The HTLV-1 positive cell lines were grown in the presence or absence of the test compound and harvested at the end of the experiment and nuclear extracts were obtained as previously described [14]. Protein concentrations were determined using the Bio-Rad DC Protein Assay Kit (BioRad Laboratories, Hercules, CA), with inclusion of bovine serum albumin as a standard. For the ELISA, the 96-well plate, supplied with the kit (Roche, Mannheim, Germany), was coated with anti-p65 antibody (Santa Cruz Biotechnology Inc., Santa Cruz, CA), and the procedure was followed according to the manufacturer’s instructions. For EMSA, NF-κB consensus oligonucleotides and mutant sequences (see Table 1) were end-labeled with γ-³²P ATP, using T₄-polynucleotide kinase, and the assay was performed as described previously [14].
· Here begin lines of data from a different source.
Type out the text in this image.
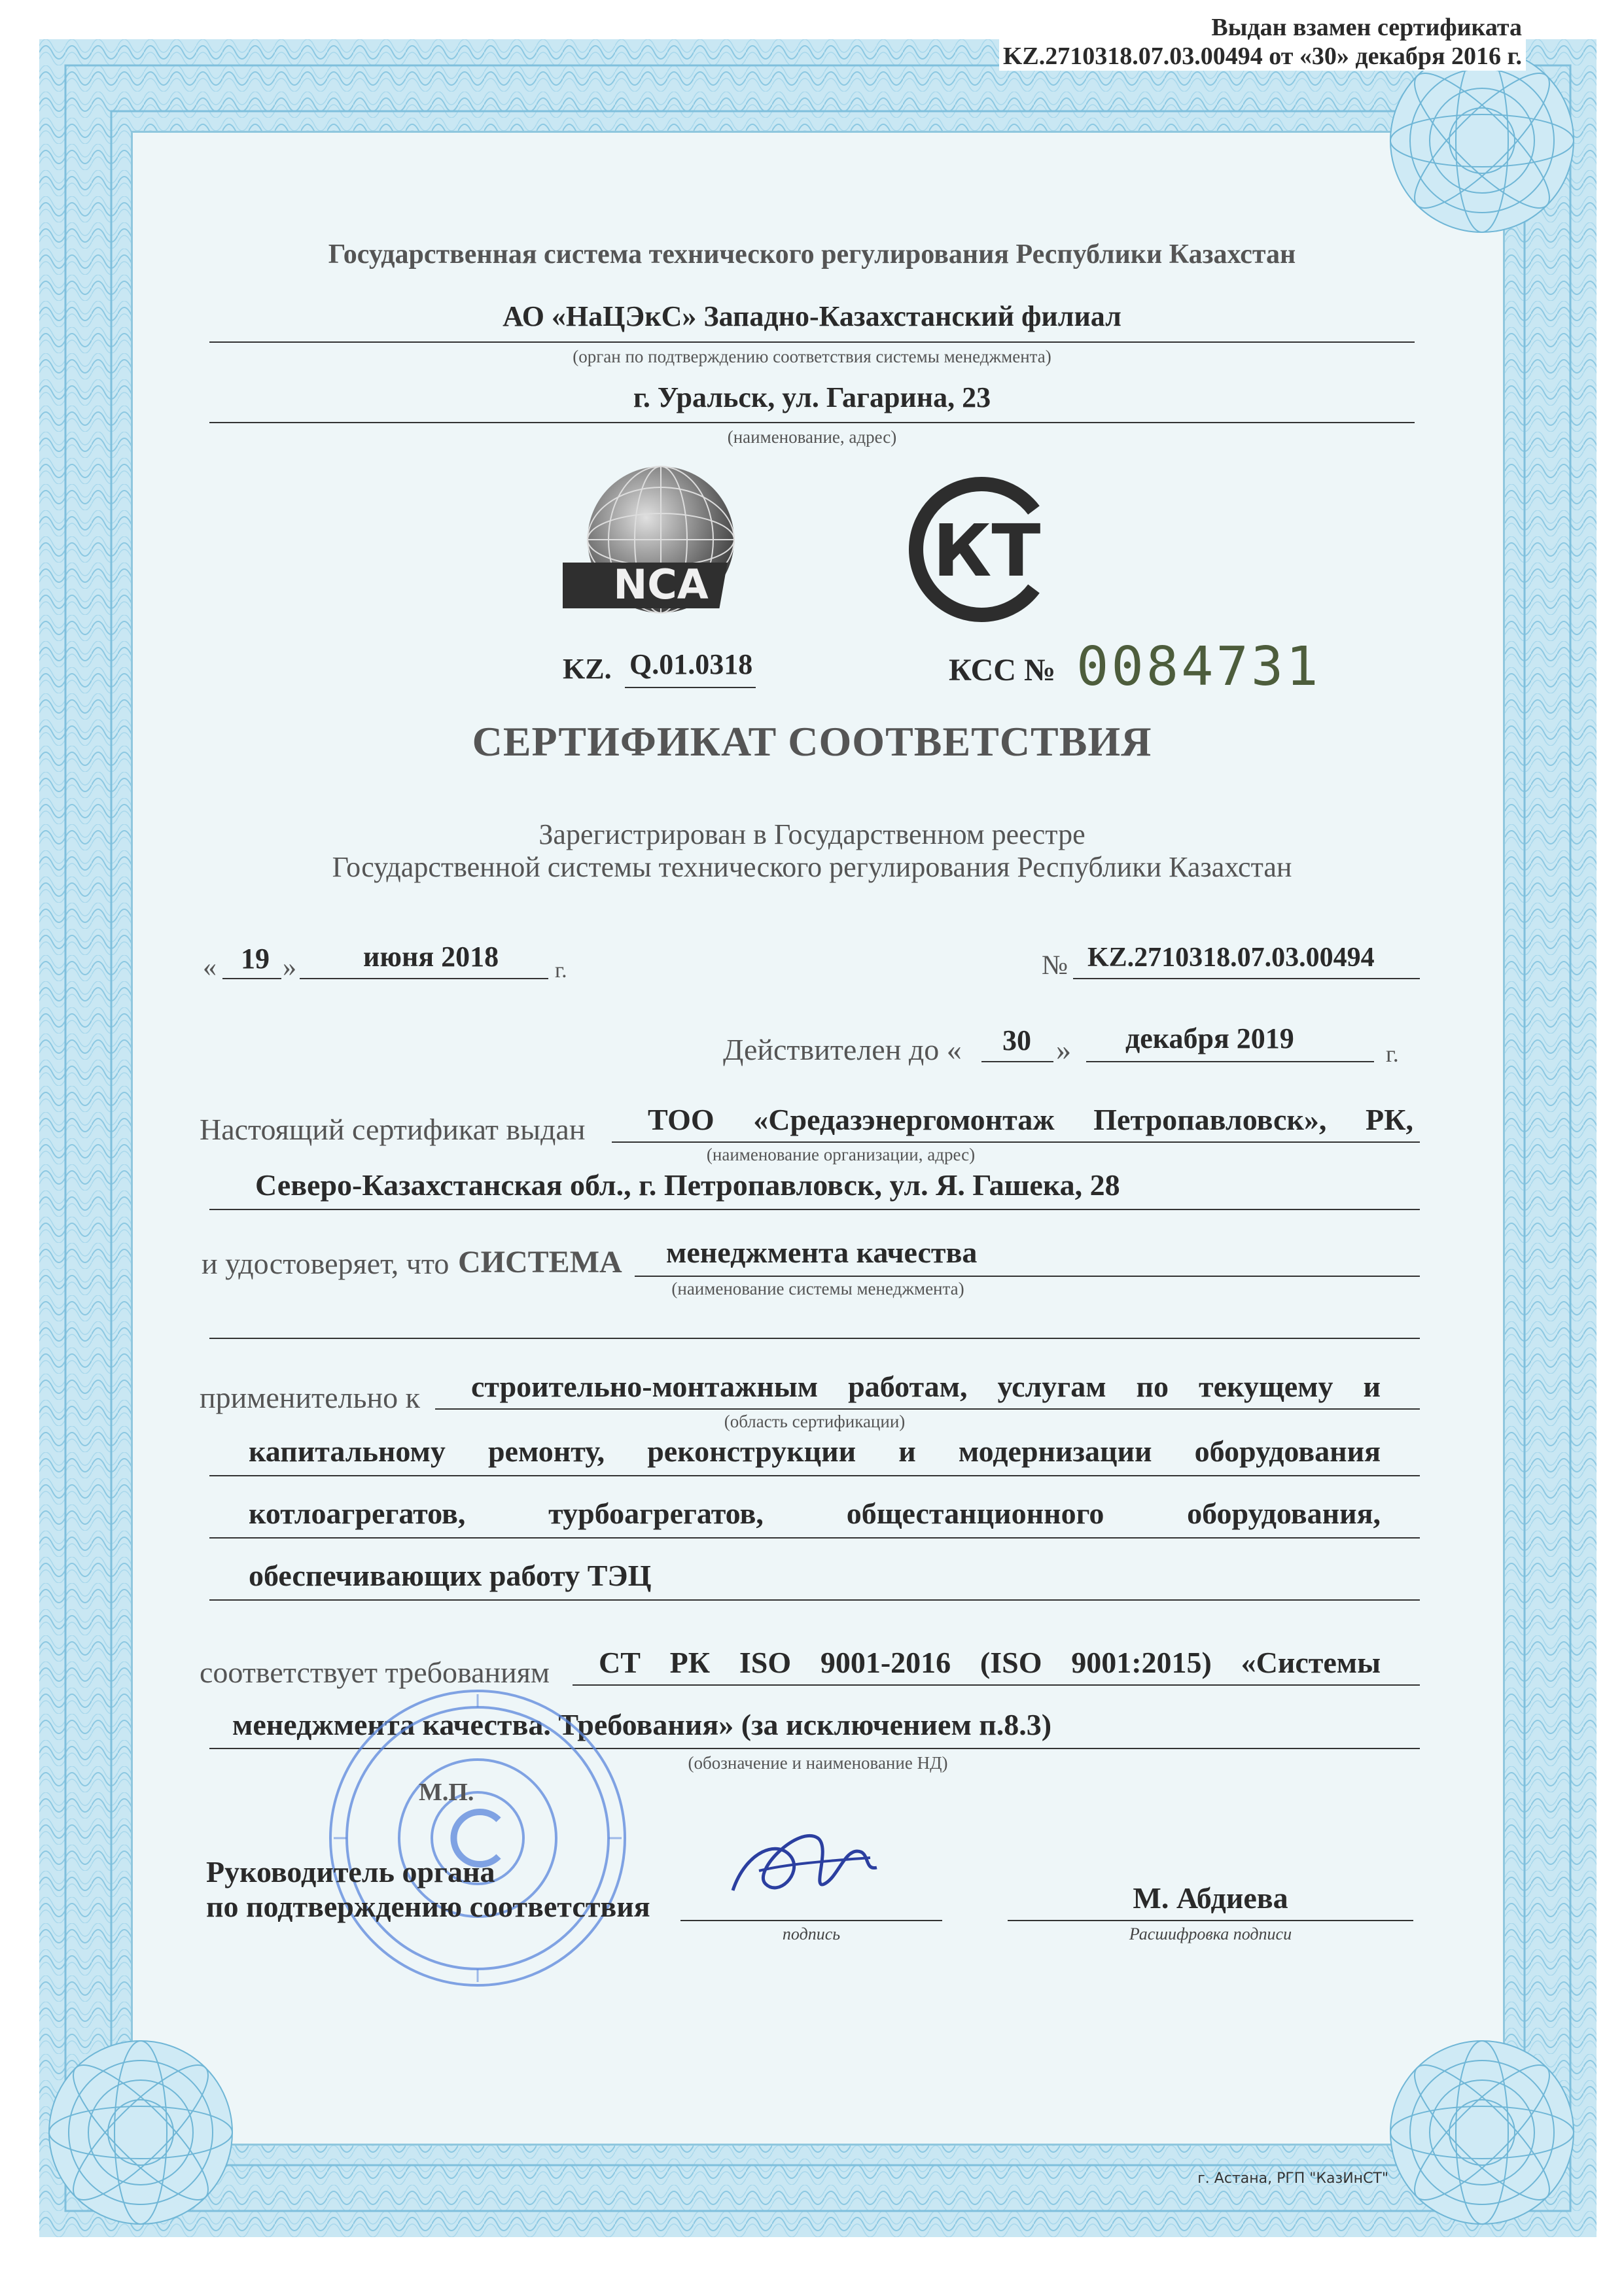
Выдан взамен сертификата
KZ.2710318.07.03.00494 от «30» декабря 2016 г.
Государственная система технического регулирования Республики Казахстан
АО «НаЦЭкС» Западно-Казахстанский филиал
(орган по подтверждению соответствия системы менеджмента)
г. Уральск, ул. Гагарина, 23
(наименование, адрес)
NCA	КТ
KZ. Q.01.0318	КСС № 0084731
СЕРТИФИКАТ СООТВЕТСТВИЯ
Зарегистрирован в Государственном реестре
Государственной системы технического регулирования Республики Казахстан
« 19 » июня 2018	г.	№ KZ.2710318.07.03.00494
Действителен до « 30 » декабря 2019	г.
Настоящий сертификат выдан ТОО «Средазэнергомонтаж Петропавловск», РК,
(наименование организации, адрес)
Северо-Казахстанская обл., г. Петропавловск, ул. Я. Гашека, 28
и удостоверяет, что СИСТЕМА менеджмента качества
(наименование системы менеджмента)
применительно к строительно-монтажным работам, услугам по текущему и
(область сертификации)
капитальному ремонту, реконструкции и модернизации оборудования
котлоагрегатов, турбоагрегатов, общестанционного оборудования,
обеспечивающих работу ТЭЦ
соответствует требованиям СТ РК ISO 9001-2016 (ISO 9001:2015) «Системы
менеджмента качества. Требования» (за исключением п.8.3)
(обозначение и наименование НД)
М.П.
Руководитель органа
по подтверждению соответствия
подпись
М. Абдиева
Расшифровка подписи
г. Астана, РГП "КазИнСТ"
Both cells treated or untreated for 96h with the test compound were collected and stored at -80°C. Total RNA was extracted from the cells using NucleoSpin RNA II kit (Macherey, Nagel). After testing different RNA concentrations and assessed their quality control, two micrograms of mRNA were reverse transcribed into first strand cDNA using One Step RT-PCR kit (Ready Mix Version) (Abgene, Promega). Reactions was conducted in 50µl volume using specific oligonucleotide primers designed to detect MMP-9 and ribosomal phosphoprotein according to conditions shown in Table 1. Ribosomal phosphoprotein (NCBI: NM_022402.2) was used to ensure equal loading.
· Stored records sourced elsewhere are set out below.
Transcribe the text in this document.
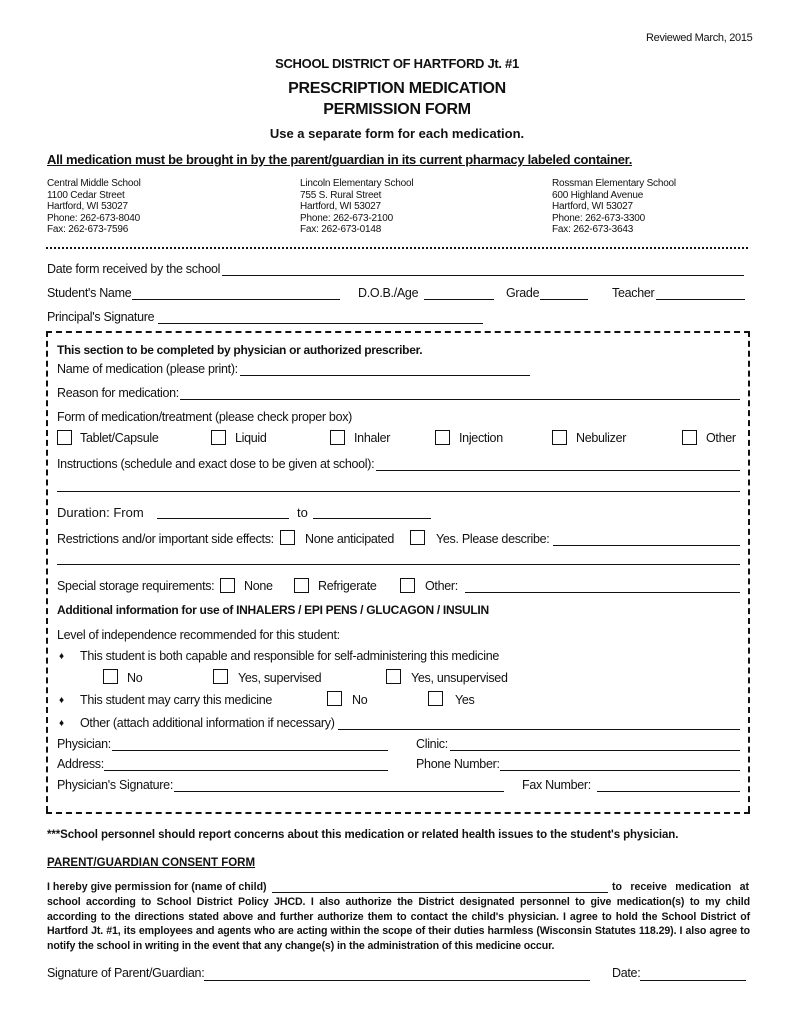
Reviewed March, 2015
SCHOOL DISTRICT OF HARTFORD Jt. #1
PRESCRIPTION MEDICATION
PERMISSION FORM
Use a separate form for each medication.
All medication must be brought in by the parent/guardian in its current pharmacy labeled container.
Central Middle School
1100 Cedar Street
Hartford, WI 53027
Phone: 262-673-8040
Fax: 262-673-7596
Lincoln Elementary School
755 S. Rural Street
Hartford, WI 53027
Phone: 262-673-2100
Fax: 262-673-0148
Rossman Elementary School
600 Highland Avenue
Hartford, WI 53027
Phone: 262-673-3300
Fax: 262-673-3643
Date form received by the school
Student's Name	D.O.B./Age	Grade	Teacher
Principal's Signature
This section to be completed by physician or authorized prescriber.
Name of medication (please print):
Reason for medication:
Form of medication/treatment (please check proper box)
Tablet/Capsule	Liquid	Inhaler	Injection	Nebulizer	Other
Instructions (schedule and exact dose to be given at school):
Duration: From	to
Restrictions and/or important side effects: None anticipated	Yes. Please describe:
Special storage requirements: None	Refrigerate	Other:
Additional information for use of INHALERS / EPI PENS / GLUCAGON / INSULIN
Level of independence recommended for this student:
♦ This student is both capable and responsible for self-administering this medicine
No	Yes, supervised	Yes, unsupervised
♦ This student may carry this medicine	No	Yes
♦ Other (attach additional information if necessary)
Physician:	Clinic:
Address:	Phone Number:
Physician's Signature:	Fax Number:
***School personnel should report concerns about this medication or related health issues to the student's physician.
PARENT/GUARDIAN CONSENT FORM
I hereby give permission for (name of child)	to receive medication at
school according to School District Policy JHCD. I also authorize the District designated personnel to give medication(s) to my child according to the directions stated above and further authorize them to contact the child's physician. I agree to hold the School District of Hartford Jt. #1, its employees and agents who are acting within the scope of their duties harmless (Wisconsin Statutes 118.29). I also agree to notify the school in writing in the event that any change(s) in the administration of this medicine occur.
Signature of Parent/Guardian:	Date:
The HTLV-1-positive cells treated or not with test compound were lysed in a buffer containing 50mM Tris–HCl, pH 7.5, 150mM NaCl, 1% Nonidet P40, 0.5% sodium deoxycholate, 4% protease inhibitors, and 1% phosphatase inhibitors. Western blotting was conducted as prescribed previously [14]. The Primary antibodies specific to MMP-9, Tax, and GAPDH were obtained from Santa Cruz Biotechnology Inc. (Santa Cruz, CA) and horseradish peroxidase-conjugated secondary antibody were purchased from (Bio-Rad, Hercules,CA). The detection procedure of the protein bands was performed using an enhanced chemiluminescence system, and banded proteins were developed on X-Ray film using a Xomat machine (Amersham, Pharmacia, Biotech).

Cells were treated with various concentrations of SNS for three days and then starved, by removing the FBS from the growth medium, for 24 hours and treating the cells with various concentrations of the test compound. The zymography experiments were performed as previously described [14].